SANTIAGO.- Los productores de huevos y pollos del Cibao advirtieron que las medidas de reforma impositivas que pretende disponer el Gobierno causarían el cierre de granjas y el descalabro total del sector avícola con su secuela de pérdida de empleos.
Asimismo, el presidente de la Asociación Nacional de Productores de Huevos y Pollos, ingeniero Wilfredo Cabrera, dijo que los avicultores podrían paralizar la producción de huevos y pollos, en caso que se aprueben esas reformas fiscales.
Añadió que, además de los daños clásicos, con las medidas se obligaría a los granjeros a subir el precio del pollo entre 30 y 35 por ciento.
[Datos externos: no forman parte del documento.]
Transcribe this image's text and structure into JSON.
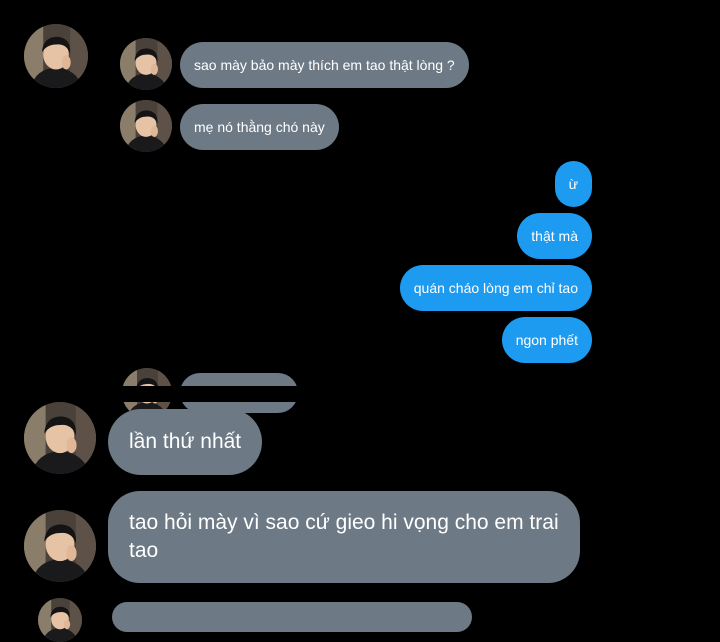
{
  "conversation": {
    "top_messages": [
      {
        "sender": "them",
        "text": "sao mày bảo mày thích em tao thật lòng ?"
      },
      {
        "sender": "them",
        "text": "mẹ nó thằng chó này"
      },
      {
        "sender": "me",
        "text": "ừ"
      },
      {
        "sender": "me",
        "text": "thật mà"
      },
      {
        "sender": "me",
        "text": "quán cháo lòng em chỉ tao"
      },
      {
        "sender": "me",
        "text": "ngon phết"
      }
    ],
    "bottom_messages": [
      {
        "sender": "them",
        "text": "lần thứ nhất"
      },
      {
        "sender": "them",
        "text": "tao hỏi mày vì sao cứ gieo hi vọng cho em trai tao"
      }
    ]
  },
  "colors": {
    "background": "#000000",
    "incoming_bubble": "#6d7985",
    "outgoing_bubble": "#1d9bf0",
    "text": "#ffffff"
  },
  "icons": {
    "avatar": "user-avatar-photo"
  }
}
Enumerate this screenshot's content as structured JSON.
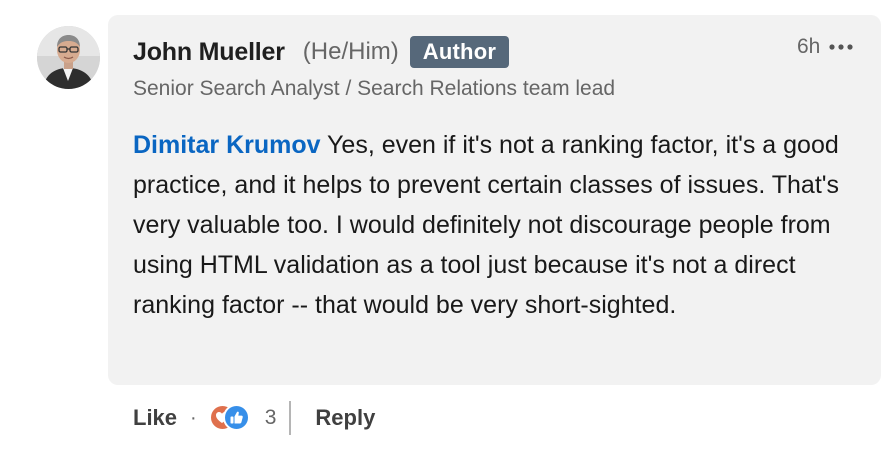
{
  "comment": {
    "author": {
      "name": "John Mueller",
      "pronouns": "(He/Him)",
      "badge": "Author",
      "headline": "Senior Search Analyst / Search Relations team lead",
      "avatar_icon": "profile-photo"
    },
    "timestamp": "6h",
    "more_icon": "ellipsis-icon",
    "mention": "Dimitar Krumov",
    "text": " Yes, even if it's not a ranking factor, it's a good practice, and it helps to prevent certain classes of issues. That's very valuable too. I would definitely not discourage people from using HTML validation as a tool just because it's not a direct ranking factor -- that would be very short-sighted."
  },
  "actions": {
    "like_label": "Like",
    "separator": "·",
    "reaction_icons": [
      "love-reaction-icon",
      "like-reaction-icon"
    ],
    "reaction_count": "3",
    "reply_label": "Reply"
  },
  "colors": {
    "bubble_bg": "#f2f2f2",
    "mention": "#0a66c2",
    "badge_bg": "#56687a",
    "love": "#df704d",
    "like": "#378fe9"
  }
}
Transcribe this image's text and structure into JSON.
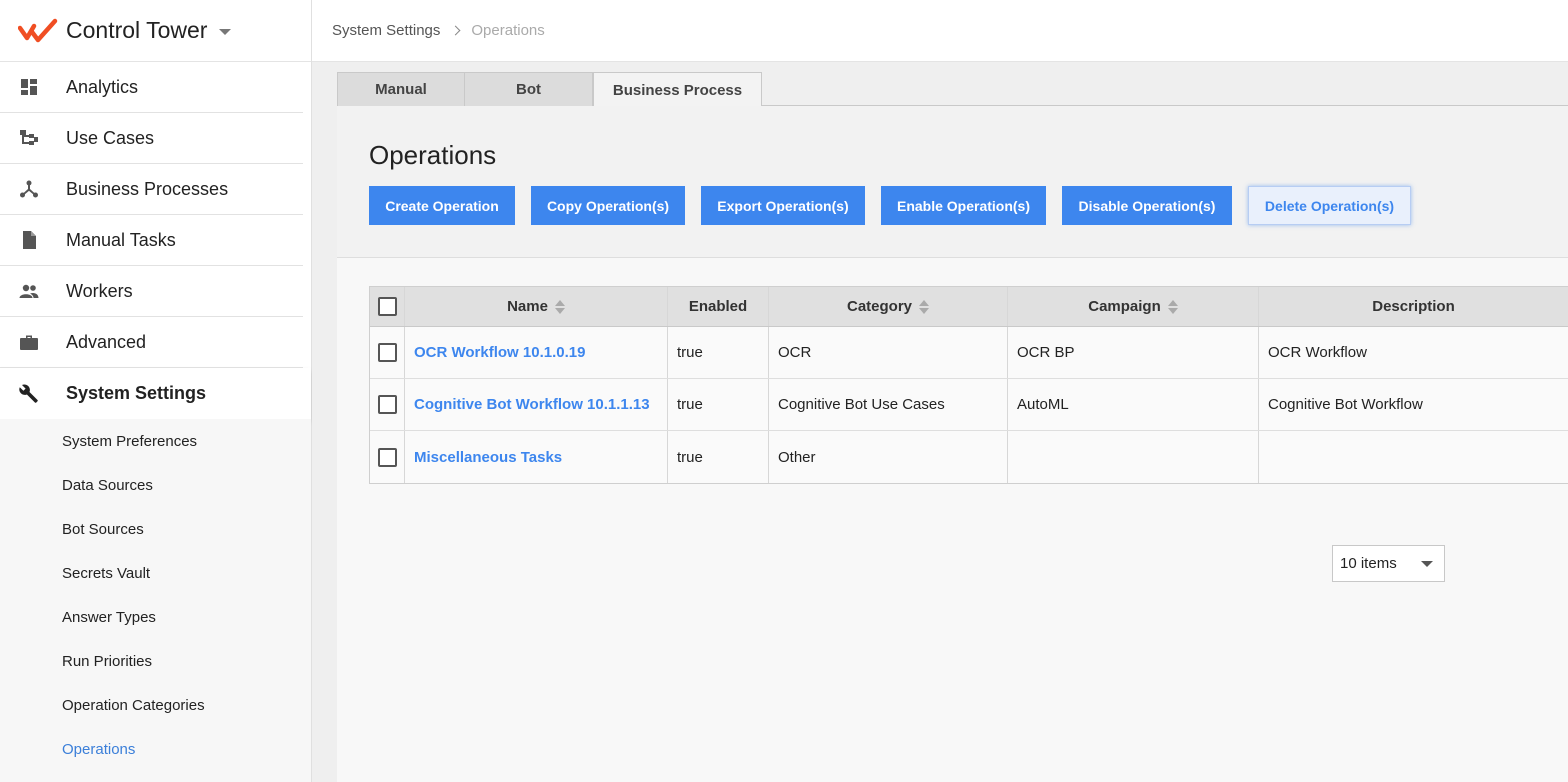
{
  "app": {
    "title": "Control Tower",
    "logo_icon": "control-tower-logo",
    "accent_color": "#f04e23"
  },
  "sidebar": {
    "items": [
      {
        "label": "Analytics",
        "icon": "dashboard-icon"
      },
      {
        "label": "Use Cases",
        "icon": "hierarchy-icon"
      },
      {
        "label": "Business Processes",
        "icon": "process-icon"
      },
      {
        "label": "Manual Tasks",
        "icon": "document-icon"
      },
      {
        "label": "Workers",
        "icon": "people-icon"
      },
      {
        "label": "Advanced",
        "icon": "briefcase-icon"
      },
      {
        "label": "System Settings",
        "icon": "wrench-icon"
      }
    ],
    "subitems": [
      "System Preferences",
      "Data Sources",
      "Bot Sources",
      "Secrets Vault",
      "Answer Types",
      "Run Priorities",
      "Operation Categories",
      "Operations"
    ],
    "active_item": "System Settings",
    "active_subitem": "Operations"
  },
  "breadcrumb": {
    "parent": "System Settings",
    "current": "Operations"
  },
  "tabs": [
    "Manual",
    "Bot",
    "Business Process"
  ],
  "active_tab": "Business Process",
  "page": {
    "title": "Operations",
    "buttons": {
      "create": "Create Operation",
      "copy": "Copy Operation(s)",
      "export": "Export Operation(s)",
      "enable": "Enable Operation(s)",
      "disable": "Disable Operation(s)",
      "delete": "Delete Operation(s)"
    }
  },
  "table": {
    "columns": [
      "Name",
      "Enabled",
      "Category",
      "Campaign",
      "Description"
    ],
    "rows": [
      {
        "name": "OCR Workflow 10.1.0.19",
        "enabled": "true",
        "category": "OCR",
        "campaign": "OCR BP",
        "description": "OCR Workflow"
      },
      {
        "name": "Cognitive Bot Workflow 10.1.1.13",
        "enabled": "true",
        "category": "Cognitive Bot Use Cases",
        "campaign": "AutoML",
        "description": "Cognitive Bot Workflow"
      },
      {
        "name": "Miscellaneous Tasks",
        "enabled": "true",
        "category": "Other",
        "campaign": "",
        "description": ""
      }
    ]
  },
  "pager": {
    "page_size": "10 items"
  },
  "colors": {
    "primary": "#3d86ee",
    "link": "#3d86ee"
  }
}
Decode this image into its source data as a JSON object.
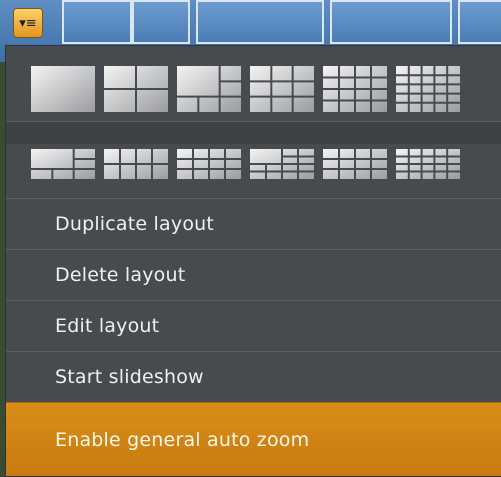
{
  "background": {
    "left_edge_color": "#3b4b2f",
    "strip_color": "#4b7db5"
  },
  "menu_toggle": {
    "icon": "menu-list-icon",
    "glyph": "▾≡",
    "color": "#e0951c"
  },
  "layout_grids": {
    "row1": [
      {
        "name": "1x1",
        "cols": 1,
        "rows": 1
      },
      {
        "name": "2x2",
        "cols": 2,
        "rows": 2
      },
      {
        "name": "1+5",
        "cols": 3,
        "rows": 3,
        "big": 2
      },
      {
        "name": "3x3",
        "cols": 3,
        "rows": 3
      },
      {
        "name": "4x4",
        "cols": 4,
        "rows": 4
      },
      {
        "name": "5x5",
        "cols": 5,
        "rows": 5
      }
    ],
    "row2": [
      {
        "name": "1+3-wide",
        "cols": 3,
        "rows": 3,
        "big": 2
      },
      {
        "name": "4x2-wide",
        "cols": 4,
        "rows": 2
      },
      {
        "name": "mixed-wide",
        "cols": 4,
        "rows": 3
      },
      {
        "name": "1+8-wide",
        "cols": 4,
        "rows": 4,
        "big": 2
      },
      {
        "name": "4x3-wide",
        "cols": 4,
        "rows": 3
      },
      {
        "name": "5x4-wide",
        "cols": 5,
        "rows": 4
      }
    ]
  },
  "menu_items": [
    {
      "label": "Duplicate layout"
    },
    {
      "label": "Delete layout"
    },
    {
      "label": "Edit layout"
    },
    {
      "label": "Start slideshow"
    },
    {
      "label": "Enable general auto zoom"
    }
  ],
  "colors": {
    "menu_bg": "#474a4f",
    "highlight": "#d98e18"
  }
}
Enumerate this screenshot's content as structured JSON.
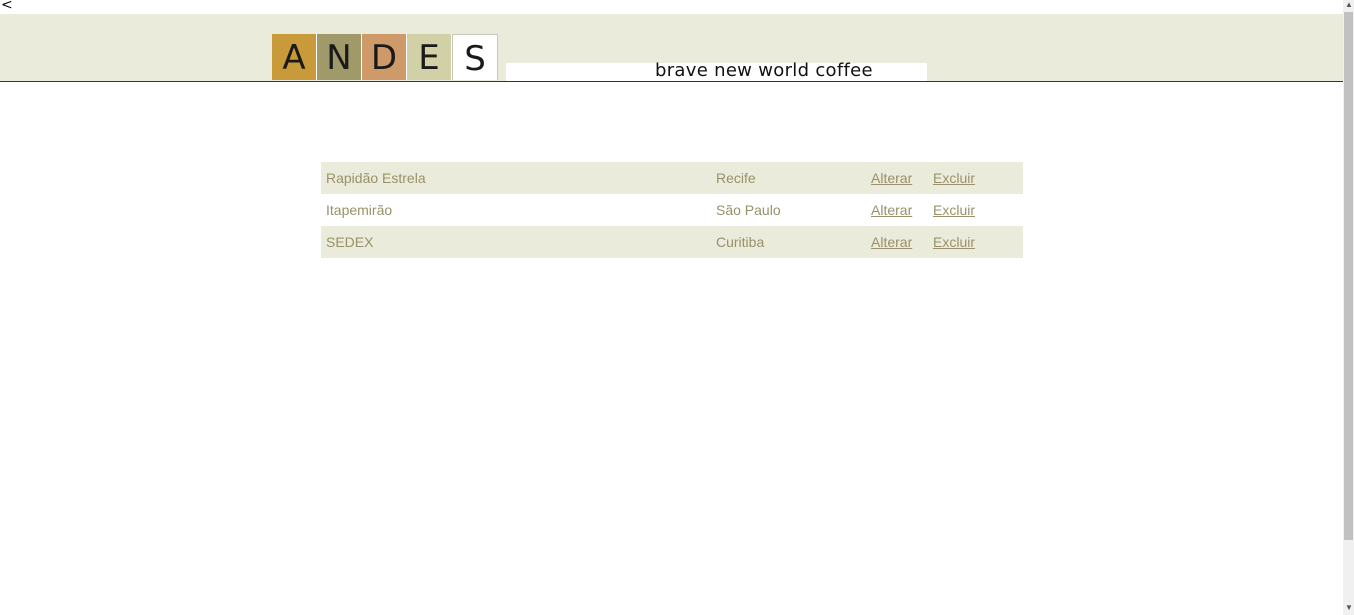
{
  "stray_text": "<",
  "logo": {
    "letters": [
      "A",
      "N",
      "D",
      "E",
      "S"
    ],
    "colors": [
      "#c89a3a",
      "#a09a6a",
      "#cf9a6a",
      "#d2d0a6",
      "#ffffff"
    ]
  },
  "tagline": "brave new world coffee",
  "colors": {
    "band": "#ebebdb",
    "text": "#98916a"
  },
  "rows": [
    {
      "name": "Rapidão Estrela",
      "city": "Recife",
      "alter": "Alterar",
      "delete": "Excluir"
    },
    {
      "name": "Itapemirão",
      "city": "São Paulo",
      "alter": "Alterar",
      "delete": "Excluir"
    },
    {
      "name": "SEDEX",
      "city": "Curitiba",
      "alter": "Alterar",
      "delete": "Excluir"
    }
  ]
}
En ese sentido, el ingeniero Cabrera explicó la postura y la responsabilidad del sector avícola, señalando que los productores de pollos y huevos necesitan, ahora, mejores incentivos de mercado, así como facilidades de competitividad para mantener la estabilidad del precio de estos renglones alimenticios.
Afirmó que los productores de pollos y huevos, organizados se unieron con el fin de luchar para que no se aprueben las medidas fiscales, las que consideran v impopulares y peligrosas, ya que pueden llevar a la desaparición de muchas granjas.
Entre las organizaciones que se unieron se encuentran la Unión de Productores de Pollos (Unipollo), Cobb Caribe, Asociación Avícola Vega Real, Asociación de Productores de Huevos (Aprohuevos), Asociación de Pequeños y Medianos Productores de Moca y Licey (Aproamorli) y otras.
La organizaciòn entiende que el gobierno debe excluir a los productores nacionales de las medidas fiscales porque se dispararía la inflaciòn y se originaría un caos total en el mercado de los productos agropecuarios del paìs.
Puso de manifiesto que a los paìses del hemisferio, especialmente a las naciones como la República Dominicana, donde no hay garantía de costos, precios ni mercados, se les hace dificil competir ya que continuamente se viola la ley encaminada a hacer la nación más competitiva frente a otros países.
Precisó que cada vez que se amenaza al sector y se aplican reformas como las que pretende el gobierno, se pierden miles de empleos y además el sector resulta perjudicado porque no dispone de subsidios ni financiamiento ni competitividad para abrir nuevos mercados internacionales.